In the minds of men, you are no more attractive than you think you are. If you don’t look at least like a 9 or 10 in your mind’s eye, men won’t see you that way either. And men aren’t very eager to marry an 8 or less.
Upgrading yourself to a 9 or 10 requires a lot of mirror time and persistent appearance in public. You should attire and groom yourself until you fill with determined pride, fulfill and even expand your natural desire for vanity, and are guided by the need to appear your prettiest to all who see you.
If you don’t routinely dress up and look your best to stand out in every situation, then you miss many chances to meet good men of interest to you. If you don’t do it without regard for comfort, convenience, and cost, then you don’t pay the price of making yourself appear interesting enough to them.
How you appeal to men as a potential mate determines your lifetime destiny much more easily than sex appeal. Based on the nature of men, gals with the greatest potential to be invited to marry appear as a 9 or 10 to themselves and then use special techniques to confirm and retain that rating while dating and beyond:
A. Her attractive face, friendly demeanor, and eagerness to smile outshine sister females, which easily leads some man to believe that he can capture the best of the rest.
B. Her attractive body reflects a strong spirit of personal pride and determination, which keeps his curiosity attuned to her interests and his imagination attuned to pleasing himself in ways that he expects will please her.
C. She’s more feminine than sister females, which signifies that she appreciates high standards and likely intends to be more faithful than others.
D. She’s too modest to display hints of sexual willingness and purposely acts contrary to the habits of sister females, which means she’s her own woman.
E. Out of her behavior sprouts mysteries of what’s really in her heart, which attracts him to more deeply involve himself with what motivates her, which inquisitiveness favorably keeps him near her in order to settle both his curiosity and imagination.
As they date, she inherits other burdens to sustain the 9 or 10 rating. Here are a few suggestions:
- She’s unwilling to be talked into something against her belief or character, which makes her more likely to be predictable in his future.
- She has an attitude that sex is far less important than other relationship matters, which teaches him that she has strong values, high standards, and specific expectations that may help sustain any marriage they may enter.
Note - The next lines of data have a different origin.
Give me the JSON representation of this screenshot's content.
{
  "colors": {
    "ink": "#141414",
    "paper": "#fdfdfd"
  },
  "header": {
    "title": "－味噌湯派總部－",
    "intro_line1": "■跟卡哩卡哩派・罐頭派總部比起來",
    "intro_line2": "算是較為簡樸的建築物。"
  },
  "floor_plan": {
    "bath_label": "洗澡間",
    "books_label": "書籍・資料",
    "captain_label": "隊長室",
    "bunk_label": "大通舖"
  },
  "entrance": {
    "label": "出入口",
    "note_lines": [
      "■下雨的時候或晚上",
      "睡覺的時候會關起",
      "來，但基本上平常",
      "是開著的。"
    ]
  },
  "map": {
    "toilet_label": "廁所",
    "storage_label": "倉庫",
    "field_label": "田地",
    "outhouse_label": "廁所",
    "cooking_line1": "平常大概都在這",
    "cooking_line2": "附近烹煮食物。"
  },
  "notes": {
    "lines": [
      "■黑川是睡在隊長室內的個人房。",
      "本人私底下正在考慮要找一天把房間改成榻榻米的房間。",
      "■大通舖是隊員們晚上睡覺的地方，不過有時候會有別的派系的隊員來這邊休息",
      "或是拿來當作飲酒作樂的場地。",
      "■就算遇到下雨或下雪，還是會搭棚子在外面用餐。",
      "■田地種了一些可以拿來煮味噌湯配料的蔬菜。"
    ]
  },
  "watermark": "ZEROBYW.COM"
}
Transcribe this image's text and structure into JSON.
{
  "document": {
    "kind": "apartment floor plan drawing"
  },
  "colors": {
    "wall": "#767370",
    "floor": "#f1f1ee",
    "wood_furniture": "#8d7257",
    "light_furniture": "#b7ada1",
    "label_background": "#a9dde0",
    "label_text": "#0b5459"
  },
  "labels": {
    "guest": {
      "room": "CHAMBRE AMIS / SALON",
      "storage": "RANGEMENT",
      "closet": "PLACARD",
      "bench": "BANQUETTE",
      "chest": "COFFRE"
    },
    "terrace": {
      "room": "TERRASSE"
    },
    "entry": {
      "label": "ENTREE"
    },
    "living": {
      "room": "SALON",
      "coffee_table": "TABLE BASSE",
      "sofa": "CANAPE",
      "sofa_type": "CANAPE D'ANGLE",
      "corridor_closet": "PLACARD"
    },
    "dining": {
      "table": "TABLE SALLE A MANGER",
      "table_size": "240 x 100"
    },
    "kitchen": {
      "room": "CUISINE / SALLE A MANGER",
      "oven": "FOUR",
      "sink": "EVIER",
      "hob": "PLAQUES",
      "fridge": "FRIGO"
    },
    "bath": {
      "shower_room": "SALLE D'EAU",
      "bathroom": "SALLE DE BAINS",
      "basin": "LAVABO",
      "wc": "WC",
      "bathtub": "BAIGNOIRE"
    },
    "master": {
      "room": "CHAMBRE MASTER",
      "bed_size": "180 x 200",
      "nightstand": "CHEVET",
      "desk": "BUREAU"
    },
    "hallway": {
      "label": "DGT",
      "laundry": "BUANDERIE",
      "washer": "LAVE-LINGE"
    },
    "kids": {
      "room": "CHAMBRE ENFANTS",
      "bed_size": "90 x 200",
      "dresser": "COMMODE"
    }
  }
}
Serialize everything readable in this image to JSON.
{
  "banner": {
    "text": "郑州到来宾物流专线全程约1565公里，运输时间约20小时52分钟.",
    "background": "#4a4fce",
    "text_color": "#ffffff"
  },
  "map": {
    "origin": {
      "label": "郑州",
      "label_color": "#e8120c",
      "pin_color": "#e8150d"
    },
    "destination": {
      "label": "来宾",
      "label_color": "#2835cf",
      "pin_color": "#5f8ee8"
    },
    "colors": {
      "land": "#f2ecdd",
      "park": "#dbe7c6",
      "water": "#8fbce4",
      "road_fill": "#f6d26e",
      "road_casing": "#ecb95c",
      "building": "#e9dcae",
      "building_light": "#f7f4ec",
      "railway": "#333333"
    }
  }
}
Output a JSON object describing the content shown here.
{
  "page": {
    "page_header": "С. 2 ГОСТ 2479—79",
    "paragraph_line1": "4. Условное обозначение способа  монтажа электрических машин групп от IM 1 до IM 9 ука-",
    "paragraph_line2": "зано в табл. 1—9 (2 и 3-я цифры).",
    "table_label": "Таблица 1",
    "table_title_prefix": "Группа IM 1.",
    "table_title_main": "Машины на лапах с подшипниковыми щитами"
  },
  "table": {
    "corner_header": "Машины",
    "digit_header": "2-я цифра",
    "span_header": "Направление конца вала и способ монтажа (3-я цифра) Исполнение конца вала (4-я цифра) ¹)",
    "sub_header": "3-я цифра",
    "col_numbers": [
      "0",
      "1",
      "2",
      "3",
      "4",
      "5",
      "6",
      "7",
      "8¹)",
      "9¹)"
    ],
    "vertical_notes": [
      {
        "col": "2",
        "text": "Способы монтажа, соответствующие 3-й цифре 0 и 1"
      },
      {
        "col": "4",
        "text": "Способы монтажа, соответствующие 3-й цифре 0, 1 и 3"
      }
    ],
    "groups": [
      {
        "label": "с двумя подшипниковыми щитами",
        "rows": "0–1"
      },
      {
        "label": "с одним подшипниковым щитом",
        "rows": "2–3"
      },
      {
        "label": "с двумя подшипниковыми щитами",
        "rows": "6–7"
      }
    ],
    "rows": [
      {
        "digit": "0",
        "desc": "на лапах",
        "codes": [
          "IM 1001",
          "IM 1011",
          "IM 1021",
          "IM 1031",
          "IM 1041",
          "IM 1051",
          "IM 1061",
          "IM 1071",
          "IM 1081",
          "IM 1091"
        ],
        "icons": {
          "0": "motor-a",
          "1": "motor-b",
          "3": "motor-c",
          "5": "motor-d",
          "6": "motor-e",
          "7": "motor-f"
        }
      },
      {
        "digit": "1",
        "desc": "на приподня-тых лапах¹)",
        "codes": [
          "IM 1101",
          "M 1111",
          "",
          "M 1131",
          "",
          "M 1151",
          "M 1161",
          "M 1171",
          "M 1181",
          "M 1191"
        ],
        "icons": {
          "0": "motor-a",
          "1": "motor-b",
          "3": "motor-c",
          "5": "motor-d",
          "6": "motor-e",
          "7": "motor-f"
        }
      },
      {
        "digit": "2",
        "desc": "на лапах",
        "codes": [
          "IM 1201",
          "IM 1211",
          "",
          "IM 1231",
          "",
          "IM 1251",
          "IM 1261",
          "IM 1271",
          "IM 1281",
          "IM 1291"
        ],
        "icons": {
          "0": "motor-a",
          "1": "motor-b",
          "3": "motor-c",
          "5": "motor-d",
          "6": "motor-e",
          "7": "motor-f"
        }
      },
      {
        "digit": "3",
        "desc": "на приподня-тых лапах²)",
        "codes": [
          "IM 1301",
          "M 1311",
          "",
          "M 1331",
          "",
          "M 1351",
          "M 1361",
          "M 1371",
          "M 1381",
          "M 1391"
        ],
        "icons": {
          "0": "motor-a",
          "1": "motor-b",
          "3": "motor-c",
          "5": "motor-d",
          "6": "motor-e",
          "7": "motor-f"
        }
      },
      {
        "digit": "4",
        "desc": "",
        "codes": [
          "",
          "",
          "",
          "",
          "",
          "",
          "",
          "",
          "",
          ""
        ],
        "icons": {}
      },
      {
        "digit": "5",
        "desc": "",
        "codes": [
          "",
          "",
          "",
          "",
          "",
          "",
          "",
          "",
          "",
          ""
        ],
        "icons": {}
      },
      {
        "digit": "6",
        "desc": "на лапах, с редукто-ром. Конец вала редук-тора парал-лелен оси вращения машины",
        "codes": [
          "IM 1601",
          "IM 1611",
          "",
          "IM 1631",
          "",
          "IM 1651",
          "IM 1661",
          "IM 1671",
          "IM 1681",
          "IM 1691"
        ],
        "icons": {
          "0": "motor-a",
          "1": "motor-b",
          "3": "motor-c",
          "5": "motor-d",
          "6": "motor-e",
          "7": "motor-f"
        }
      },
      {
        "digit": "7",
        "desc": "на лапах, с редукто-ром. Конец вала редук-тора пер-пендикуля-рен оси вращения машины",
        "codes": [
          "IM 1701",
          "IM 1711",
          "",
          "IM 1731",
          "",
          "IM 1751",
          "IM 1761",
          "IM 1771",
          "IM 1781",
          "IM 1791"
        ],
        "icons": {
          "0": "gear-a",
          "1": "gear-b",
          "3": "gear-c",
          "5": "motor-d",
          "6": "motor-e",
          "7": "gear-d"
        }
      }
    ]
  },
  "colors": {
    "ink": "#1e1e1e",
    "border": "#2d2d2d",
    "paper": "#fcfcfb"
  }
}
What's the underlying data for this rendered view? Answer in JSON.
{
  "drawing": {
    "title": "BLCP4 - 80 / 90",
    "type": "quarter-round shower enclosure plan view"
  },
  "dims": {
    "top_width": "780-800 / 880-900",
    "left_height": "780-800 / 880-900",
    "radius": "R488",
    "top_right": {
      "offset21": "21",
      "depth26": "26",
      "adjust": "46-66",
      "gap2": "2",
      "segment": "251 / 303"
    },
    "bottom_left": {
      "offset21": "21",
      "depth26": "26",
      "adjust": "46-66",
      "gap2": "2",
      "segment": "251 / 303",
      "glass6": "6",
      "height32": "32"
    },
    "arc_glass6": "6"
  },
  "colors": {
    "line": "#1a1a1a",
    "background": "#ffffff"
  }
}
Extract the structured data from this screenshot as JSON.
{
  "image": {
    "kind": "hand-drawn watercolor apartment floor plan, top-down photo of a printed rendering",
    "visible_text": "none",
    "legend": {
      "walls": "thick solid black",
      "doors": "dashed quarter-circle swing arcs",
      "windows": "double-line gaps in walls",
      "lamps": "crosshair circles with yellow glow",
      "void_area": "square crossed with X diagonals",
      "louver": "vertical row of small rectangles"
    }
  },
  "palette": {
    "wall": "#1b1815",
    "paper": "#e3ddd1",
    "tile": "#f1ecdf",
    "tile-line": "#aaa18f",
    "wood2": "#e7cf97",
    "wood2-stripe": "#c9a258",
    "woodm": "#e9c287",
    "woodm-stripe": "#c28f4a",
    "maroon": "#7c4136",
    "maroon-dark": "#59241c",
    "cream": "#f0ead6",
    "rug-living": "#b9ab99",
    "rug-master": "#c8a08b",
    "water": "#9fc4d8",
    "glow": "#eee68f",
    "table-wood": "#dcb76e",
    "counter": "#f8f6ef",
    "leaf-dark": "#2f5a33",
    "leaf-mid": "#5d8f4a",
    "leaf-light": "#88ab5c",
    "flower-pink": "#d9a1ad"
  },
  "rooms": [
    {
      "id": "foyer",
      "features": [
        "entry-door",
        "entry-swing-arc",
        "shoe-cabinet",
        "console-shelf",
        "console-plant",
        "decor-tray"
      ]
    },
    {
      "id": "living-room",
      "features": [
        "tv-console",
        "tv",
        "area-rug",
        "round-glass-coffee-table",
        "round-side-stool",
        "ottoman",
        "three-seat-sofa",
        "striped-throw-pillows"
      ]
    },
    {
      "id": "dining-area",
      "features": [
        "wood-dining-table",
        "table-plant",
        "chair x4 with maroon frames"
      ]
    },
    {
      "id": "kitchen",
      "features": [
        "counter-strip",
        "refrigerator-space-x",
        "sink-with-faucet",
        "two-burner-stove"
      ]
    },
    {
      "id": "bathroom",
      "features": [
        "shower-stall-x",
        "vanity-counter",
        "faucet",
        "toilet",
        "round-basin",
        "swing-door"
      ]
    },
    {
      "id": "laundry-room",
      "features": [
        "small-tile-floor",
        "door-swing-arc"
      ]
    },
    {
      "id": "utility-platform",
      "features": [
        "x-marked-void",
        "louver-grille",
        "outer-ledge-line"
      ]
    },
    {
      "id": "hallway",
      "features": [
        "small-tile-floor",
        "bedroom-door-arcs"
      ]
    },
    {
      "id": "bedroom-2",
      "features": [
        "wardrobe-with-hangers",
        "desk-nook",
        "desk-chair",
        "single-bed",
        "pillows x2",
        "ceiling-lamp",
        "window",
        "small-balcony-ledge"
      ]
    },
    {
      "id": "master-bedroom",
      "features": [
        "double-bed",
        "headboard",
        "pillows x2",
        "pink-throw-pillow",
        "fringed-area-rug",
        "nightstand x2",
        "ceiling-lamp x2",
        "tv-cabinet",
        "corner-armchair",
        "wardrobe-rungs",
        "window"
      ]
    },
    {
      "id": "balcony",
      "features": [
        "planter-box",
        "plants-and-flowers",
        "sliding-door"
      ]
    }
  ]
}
- She doesn’t try to convince but only to be convinced, which puts her in the role of buyer, which silently teaches him that he must be the seller if he wishes to win her.
- She listens well and teaches herself how to get every man talking about himself, which enables her to judge much better his character and future promise as her husband than by her talking.
- She understands the principle that there’s no such thing as motivation; there’s only self-motivation, which keeps her from going overboard to get her way at his expense.
Every successful relationship starts with how she makes herself appealing and thereby appears to him. And they run into each other and start relationships in the most unusual places and unexpected times. That’s why she shouldn’t leave home without the conviction that she’s as close to a 9 or 10 as possible.